I asked Gretzky about Benson, who comes to training camp in a battle for the fourth line left wing spot with Brandon Perlini and Devin Shore.
“I thought he did a very good job on the penalty kill last year,” said Gretzky. “But mainly he learned how to play without the puck and defend. I thought he did a really good job of that. Everyone talks about his skating, but I think his skating has come a long way.”
If Benson is going to crack the Oilers lineup it will be in a bottom six role and on the PK. Despite being a scorer in the AHL, I don’t see him in that role in the NHL. It is very difficult to be a top-six forward in the NHL. Benson thinks the game at an NHL level. He is good on the boards and dependable. It will come down to can he be a solid penalty killer and most importantly can he skate at the NHL level.
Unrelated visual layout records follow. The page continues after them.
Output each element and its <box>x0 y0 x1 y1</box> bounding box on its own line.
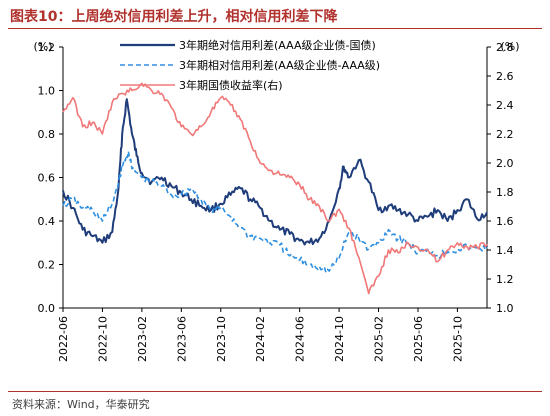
y-left-tick-label: 1.2 <box>38 41 56 54</box>
x-tick-label: 2024-10 <box>333 316 346 362</box>
y-right-tick-label: 2.6 <box>496 70 514 83</box>
y-left-tick-label: 0.4 <box>38 215 56 228</box>
x-tick-label: 2024-06 <box>294 316 307 362</box>
series-line-3 <box>62 82 488 295</box>
y-left-tick-label: 0.2 <box>38 259 56 272</box>
x-tick-label: 2025-06 <box>412 316 425 362</box>
series-line-1 <box>62 98 488 246</box>
chart-legend: 3年期绝对信用利差(AAA级企业债-国债) 3年期相对信用利差(AA级企业债-AA… <box>120 38 380 92</box>
chart-series <box>62 82 488 295</box>
chart-title: 图表10：上周绝对信用利差上升，相对信用利差下降 <box>10 9 338 25</box>
x-tick-label: 2022-10 <box>96 316 109 362</box>
y-left-tick-label: 0.6 <box>38 172 56 185</box>
y-left-tick-label: 1.0 <box>38 85 56 98</box>
y-right-tick-label: 2.4 <box>496 99 514 112</box>
legend-label-3: 3年期国债收益率(右) <box>179 78 283 92</box>
y-right-tick-label: 1.8 <box>496 186 514 199</box>
x-tick-label: 2025-02 <box>373 316 386 362</box>
y-right-tick-label: 1.4 <box>496 244 514 257</box>
title-divider <box>8 28 542 29</box>
y-right-tick-label: 1.6 <box>496 215 514 228</box>
y-right-tick-label: 2.0 <box>496 157 514 170</box>
x-tick-label: 2022-06 <box>57 316 70 362</box>
y-left-unit: (%) <box>33 40 52 53</box>
y-right-tick-label: 2.2 <box>496 128 514 141</box>
series-line-2 <box>62 150 488 274</box>
y-right-tick-label: 1.0 <box>496 302 514 315</box>
y-left-tick-label: 0.8 <box>38 128 56 141</box>
y-right-unit: (%) <box>500 40 519 53</box>
x-tick-label: 2025-10 <box>451 316 464 362</box>
chart-axes: (%) (%) 0.0 0.2 0.4 0.6 0.8 1.0 1.2 1.0 1.2 1.4 1.6 1… <box>33 40 519 362</box>
source-note: 资料来源：Wind，华泰研究 <box>12 398 150 411</box>
x-tick-label: 2024-02 <box>254 316 267 362</box>
footer-divider <box>8 391 542 392</box>
x-tick-label: 2023-06 <box>175 316 188 362</box>
x-tick-label: 2023-02 <box>136 316 149 362</box>
y-right-tick-label: 2.8 <box>496 41 514 54</box>
y-left-tick-label: 0.0 <box>38 302 56 315</box>
legend-label-1: 3年期绝对信用利差(AAA级企业债-国债) <box>179 38 376 52</box>
x-tick-label: 2023-10 <box>215 316 228 362</box>
y-right-tick-label: 1.2 <box>496 273 514 286</box>
legend-label-2: 3年期相对信用利差(AA级企业债-AAA级) <box>179 58 380 72</box>
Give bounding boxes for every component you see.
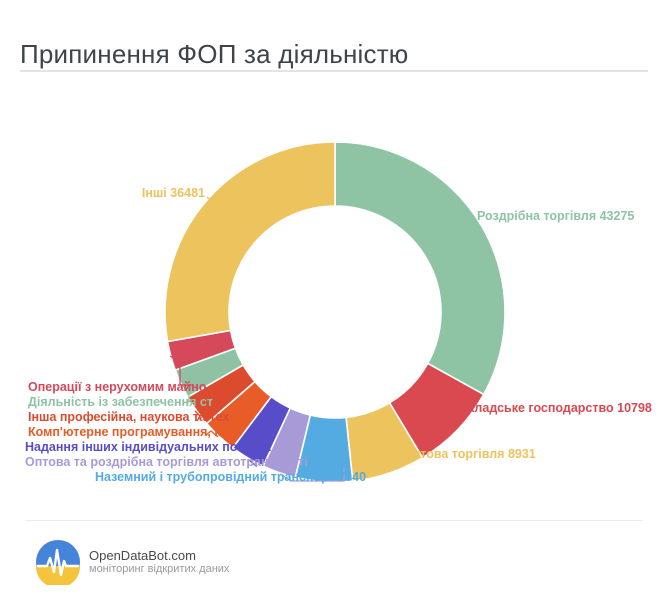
segment-label-wholesale: Оптова торгівля 8931 — [403, 447, 536, 461]
leader-lines — [169, 196, 477, 482]
leader-line-wholesale — [350, 446, 402, 464]
donut-segment-0[interactable] — [334, 141, 506, 396]
leader-line-programming — [205, 430, 219, 438]
footer-brand-block[interactable]: OpenDataBot.com моніторинг відкритих дан… — [35, 539, 229, 585]
segment-label-auto-trade: Оптова та роздрібна торгівля автотранспо… — [25, 455, 308, 469]
segment-label-transport: Наземний і трубопровідний транспорт 7040 — [95, 470, 367, 484]
leader-line-warehouse — [436, 408, 461, 428]
segment-label-real-estate: Операції з нерухомим майно — [28, 380, 207, 394]
segment-label-professional: Інша професійна, наукова та тех — [28, 410, 230, 424]
pulse-line-icon — [36, 548, 80, 577]
segment-label-warehouse: Складське господарство 10798 — [459, 401, 652, 415]
leader-line-retail — [454, 219, 477, 241]
leader-line-others — [206, 196, 220, 210]
title-divider — [20, 70, 648, 72]
leader-line-personal-services — [248, 449, 257, 468]
segment-label-others: Інші 36481 — [141, 186, 205, 200]
opendatabot-logo-icon — [35, 540, 81, 585]
segment-label-support: Діяльність із забезпечення ст — [28, 395, 213, 409]
brand-tagline: моніторинг відкритих даних — [89, 563, 230, 575]
segment-label-programming: Комп'ютерне програмування, конс — [28, 425, 243, 439]
page-title: Припинення ФОП за діяльністю — [20, 39, 409, 70]
leader-line-professional — [194, 410, 201, 422]
leader-line-support — [179, 383, 190, 403]
leader-line-auto-trade — [279, 467, 345, 482]
donut-segments — [164, 141, 506, 483]
leader-line-real-estate — [169, 355, 193, 386]
brand-link[interactable]: OpenDataBot.com — [89, 548, 196, 563]
leader-line-transport — [313, 451, 334, 478]
footer-divider — [25, 520, 643, 521]
segment-label-personal-services: Надання інших індивідуальних послуг : — [25, 440, 272, 454]
segment-label-retail: Роздрібна торгівля 43275 — [477, 209, 635, 223]
donut-segment-10[interactable] — [164, 141, 336, 343]
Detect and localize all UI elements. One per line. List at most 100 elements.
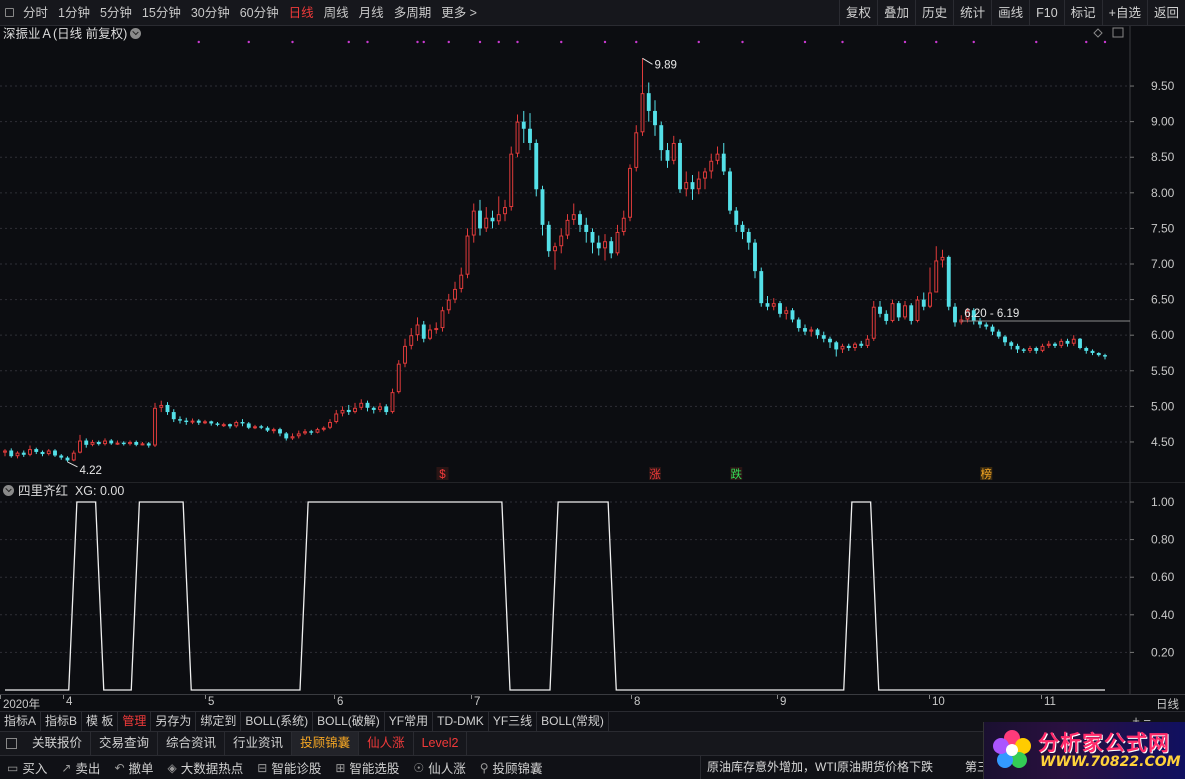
- maximize-icon[interactable]: [1112, 27, 1124, 38]
- candle-body: [96, 441, 101, 445]
- candle: [178, 416, 182, 424]
- timeframe-tab[interactable]: 分时: [23, 5, 49, 20]
- candle-body: [640, 93, 645, 133]
- candle: [934, 246, 939, 293]
- timeframe-tab[interactable]: 更多 >: [441, 5, 477, 20]
- timeframe-tab[interactable]: 月线: [358, 5, 384, 20]
- candle-body: [621, 217, 626, 232]
- timeframe-tab[interactable]: 1分钟: [58, 5, 90, 20]
- toolbar-button[interactable]: +自选: [1101, 0, 1147, 26]
- toolbar-button[interactable]: 叠加: [877, 0, 915, 26]
- timeframe-tab[interactable]: 多周期: [393, 5, 432, 20]
- candle-body: [809, 329, 814, 332]
- bottom-button[interactable]: ◈ 大数据热点: [161, 758, 251, 777]
- info-tab[interactable]: Level2: [414, 732, 468, 755]
- candle-body: [653, 110, 657, 126]
- candle-body: [428, 329, 432, 339]
- indicator-panel: 1.00 0.80 0.60 0.40 0.20 四里齐红 XG: 0.00: [0, 482, 1185, 694]
- indicator-label: 0.40: [1151, 608, 1175, 622]
- panel-toggle-icon[interactable]: [6, 738, 17, 749]
- indicator-tab[interactable]: 绑定到: [196, 712, 242, 731]
- indicator-tab[interactable]: 指标B: [41, 712, 83, 731]
- watermark-logo: 分析家公式网 WWW.70822.COM: [983, 722, 1185, 779]
- indicator-tab[interactable]: 指标A: [0, 712, 42, 731]
- date-tick: [929, 695, 930, 699]
- candle-body: [290, 436, 295, 439]
- dropdown-icon[interactable]: [130, 28, 142, 39]
- timeframe-tab[interactable]: 5分钟: [99, 5, 132, 20]
- signal-marker[interactable]: $: [439, 469, 446, 481]
- diamond-icon[interactable]: [1093, 28, 1103, 38]
- candle: [65, 456, 70, 462]
- candle: [709, 153, 714, 179]
- indicator-tab[interactable]: TD-DMK: [433, 712, 489, 731]
- candle: [965, 308, 970, 323]
- signal-marker[interactable]: 跌: [731, 467, 743, 481]
- bottom-button[interactable]: ↶ 撤单: [107, 758, 160, 777]
- candle: [1015, 343, 1020, 353]
- candle: [696, 171, 701, 195]
- bottom-button[interactable]: ↗ 卖出: [54, 758, 107, 777]
- info-tab[interactable]: 交易查询: [91, 732, 159, 755]
- candle-body: [859, 343, 864, 346]
- timeframe-tab[interactable]: 30分钟: [190, 5, 230, 20]
- bottom-button[interactable]: ☉ 仙人涨: [406, 758, 472, 777]
- info-tab[interactable]: 综合资讯: [158, 732, 226, 755]
- date-label: 8: [634, 696, 641, 708]
- timeframe-tab[interactable]: 60分钟: [239, 5, 279, 20]
- toolbar-button[interactable]: 统计: [953, 0, 991, 26]
- indicator-tab[interactable]: BOLL(破解): [313, 712, 385, 731]
- candle: [671, 135, 676, 165]
- candle: [815, 328, 820, 339]
- toolbar-button[interactable]: 返回: [1146, 0, 1185, 26]
- candle: [578, 210, 582, 232]
- info-tab[interactable]: 关联报价: [24, 732, 92, 755]
- candle-body: [146, 443, 151, 446]
- period-label[interactable]: 日线: [1156, 699, 1179, 711]
- indicator-tab[interactable]: BOLL(常规): [537, 712, 609, 731]
- candle: [659, 121, 664, 161]
- toolbar-button[interactable]: 标记: [1063, 0, 1102, 26]
- toolbar-button[interactable]: 画线: [991, 0, 1029, 26]
- info-tab[interactable]: 投顾锦囊: [292, 732, 360, 755]
- candle: [990, 324, 995, 336]
- candle-body: [303, 431, 307, 434]
- indicator-label: 1.00: [1151, 495, 1175, 509]
- candle-body: [578, 214, 582, 225]
- toolbar-button[interactable]: F10: [1029, 0, 1064, 26]
- candle: [296, 430, 301, 439]
- news-ticker[interactable]: 原油库存意外增加，WTI原油期货价格下跌: [700, 756, 965, 779]
- candle: [403, 338, 407, 368]
- signal-marker-bg: [649, 467, 661, 480]
- bottom-button[interactable]: ⚲ 投顾锦囊: [473, 758, 550, 777]
- timeframe-tab[interactable]: 日线: [288, 5, 314, 20]
- timeframe-tab[interactable]: 15分钟: [141, 5, 181, 20]
- indicator-tab[interactable]: 模 板: [82, 712, 119, 731]
- signal-marker[interactable]: 榜: [981, 467, 993, 481]
- candle: [328, 419, 332, 430]
- candle-body: [221, 424, 226, 427]
- indicator-tab[interactable]: 管理: [118, 712, 152, 731]
- toolbar-button[interactable]: 复权: [839, 0, 877, 26]
- candle: [603, 234, 607, 261]
- timeframe-tab[interactable]: 周线: [323, 5, 349, 20]
- price-label: 8.00: [1151, 186, 1175, 200]
- info-tab[interactable]: 行业资讯: [225, 732, 293, 755]
- bottom-button[interactable]: ⊞ 智能选股: [328, 758, 406, 777]
- bottom-button[interactable]: ⊟ 智能诊股: [250, 758, 328, 777]
- indicator-tab[interactable]: 另存为: [151, 712, 197, 731]
- candle: [184, 417, 189, 425]
- candle-body: [728, 171, 732, 211]
- indicator-tab[interactable]: BOLL(系统): [241, 712, 314, 731]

I’m curious to see Matvei Petrov. He has a great wrist shot, I’m told. He scored 22 goals in 58 games last season in Russia’s junior league (MHL). Edmonton could use a sharpshooting winger. I’m not saying he will become one, but he’s an offensive player and if he can fill out his 6’2″ frame in the next few seasons and continue to improve his skating maybe he will be a late round pick who pans out. The Oilers haven’t had a late-round forward pick pan out since Kyle Brodziak was taken in the seventh round in 2003.